Have you ever wanted to find out something about sex or intimacy, but weren’t sure who you could ask?
The Let’s Talk project brings together students from across Warwick to answer students’ questions about sex, relationships and consent. Whether you have a question, or you want to help answer other people’s questions, we want to hear from you!
Questions can be submitted online anonymously, or via the Let’s Talk Facebook page. Then simply check the Facebook page in a few days for the answer to your question.
Here are some previous questions students asked the Let’s Talk project:
You asked: "I only recently discovered I may be bisexual but I haven't had any sexual experiences with women so how do I learn how to have sex with them?"
We answered: "As with most things related to sex and intimacy, the key is to communicate with your partner and ask them what they like. There isn't any one way that everyone likes sex; everyone has different things that turn them on or off. If you don't feel comfortable straight away, Autostraddle has a good resource so you can match what you enjoy and what your partner enjoys.
It’s also worth exploring yourself more if that's not something you have done much previously. Getting to know your own body better will help you feel more comfortable with theirs (regardless of their gender), but especially with people of the same anatomy type you may gain some basic ideas of what to try! "
You asked: "Any tips for feeling nervous with intimacy/sex even with a long-term partner?"
We answered: "Accept that sex is weird and funny and gross for everyone, and that's okay. Have jokes with your partner, talk about your nerves and their nerves before/after/during. Think about what's going on that's making you nervous - is there an expectation for what intimacy/sex should be? Can you redefine what you want from intimacy/sex in your own terms?
It's important to try to identify the root cause of your nerves too. If you've had other sexual partners, have you felt nervous about sex with all of them? If not, can you identify why?

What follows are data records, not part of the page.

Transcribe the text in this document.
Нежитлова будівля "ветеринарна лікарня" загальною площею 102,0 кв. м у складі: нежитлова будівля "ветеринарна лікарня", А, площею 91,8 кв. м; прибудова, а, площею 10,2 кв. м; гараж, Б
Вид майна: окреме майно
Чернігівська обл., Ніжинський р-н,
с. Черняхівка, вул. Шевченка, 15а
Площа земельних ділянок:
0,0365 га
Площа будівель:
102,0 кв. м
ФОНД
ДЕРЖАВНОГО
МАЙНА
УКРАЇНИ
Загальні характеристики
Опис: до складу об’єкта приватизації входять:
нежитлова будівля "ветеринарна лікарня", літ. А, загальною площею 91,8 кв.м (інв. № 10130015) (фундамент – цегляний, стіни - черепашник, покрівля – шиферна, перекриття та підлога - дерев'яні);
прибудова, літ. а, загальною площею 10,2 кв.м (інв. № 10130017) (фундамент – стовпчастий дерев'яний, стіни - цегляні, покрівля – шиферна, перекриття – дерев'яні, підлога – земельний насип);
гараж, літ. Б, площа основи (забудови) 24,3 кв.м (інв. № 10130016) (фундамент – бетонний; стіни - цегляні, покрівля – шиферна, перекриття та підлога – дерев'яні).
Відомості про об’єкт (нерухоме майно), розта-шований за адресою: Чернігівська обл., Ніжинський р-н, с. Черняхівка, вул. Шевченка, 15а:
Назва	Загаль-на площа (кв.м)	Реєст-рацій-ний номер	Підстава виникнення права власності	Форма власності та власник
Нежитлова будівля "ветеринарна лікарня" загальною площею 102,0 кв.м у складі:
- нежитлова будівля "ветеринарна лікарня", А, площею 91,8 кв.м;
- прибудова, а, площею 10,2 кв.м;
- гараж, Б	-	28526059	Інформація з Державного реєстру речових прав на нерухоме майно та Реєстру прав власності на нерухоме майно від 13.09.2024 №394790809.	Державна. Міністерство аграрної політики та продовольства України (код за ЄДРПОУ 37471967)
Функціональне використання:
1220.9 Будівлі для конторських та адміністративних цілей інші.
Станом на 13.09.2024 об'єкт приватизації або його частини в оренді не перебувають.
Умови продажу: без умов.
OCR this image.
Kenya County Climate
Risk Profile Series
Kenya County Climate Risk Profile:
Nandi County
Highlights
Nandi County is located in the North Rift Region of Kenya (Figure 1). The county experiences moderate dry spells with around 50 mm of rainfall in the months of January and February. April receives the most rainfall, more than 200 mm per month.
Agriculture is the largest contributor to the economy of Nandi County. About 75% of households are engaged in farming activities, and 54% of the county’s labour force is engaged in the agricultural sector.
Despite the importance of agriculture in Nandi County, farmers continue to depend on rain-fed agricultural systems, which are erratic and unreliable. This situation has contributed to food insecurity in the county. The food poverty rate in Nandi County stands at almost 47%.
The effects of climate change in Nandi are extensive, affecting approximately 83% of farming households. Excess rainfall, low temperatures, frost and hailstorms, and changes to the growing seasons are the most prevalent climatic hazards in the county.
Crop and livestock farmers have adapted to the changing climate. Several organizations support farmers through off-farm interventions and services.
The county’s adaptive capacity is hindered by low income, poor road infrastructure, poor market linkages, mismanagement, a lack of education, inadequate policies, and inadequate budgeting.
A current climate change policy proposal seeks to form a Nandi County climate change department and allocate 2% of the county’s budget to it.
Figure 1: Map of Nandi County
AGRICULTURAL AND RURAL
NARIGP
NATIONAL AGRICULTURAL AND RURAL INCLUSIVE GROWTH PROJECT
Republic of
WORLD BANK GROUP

It's also important that your partner knows about your nerves so that they can try to accommodate them.
Take it slowly. At first, stick with what you're 100% comfortable with, and then, when you feel more comfortable, gradually move out of your comfort zone. Also recognise that your partner may well feel nervous too - and that's okay! When you have sex, you're putting yourself in a vulnerable position with your partner, so it's understandable if you feel a bit nervous. Communication is key."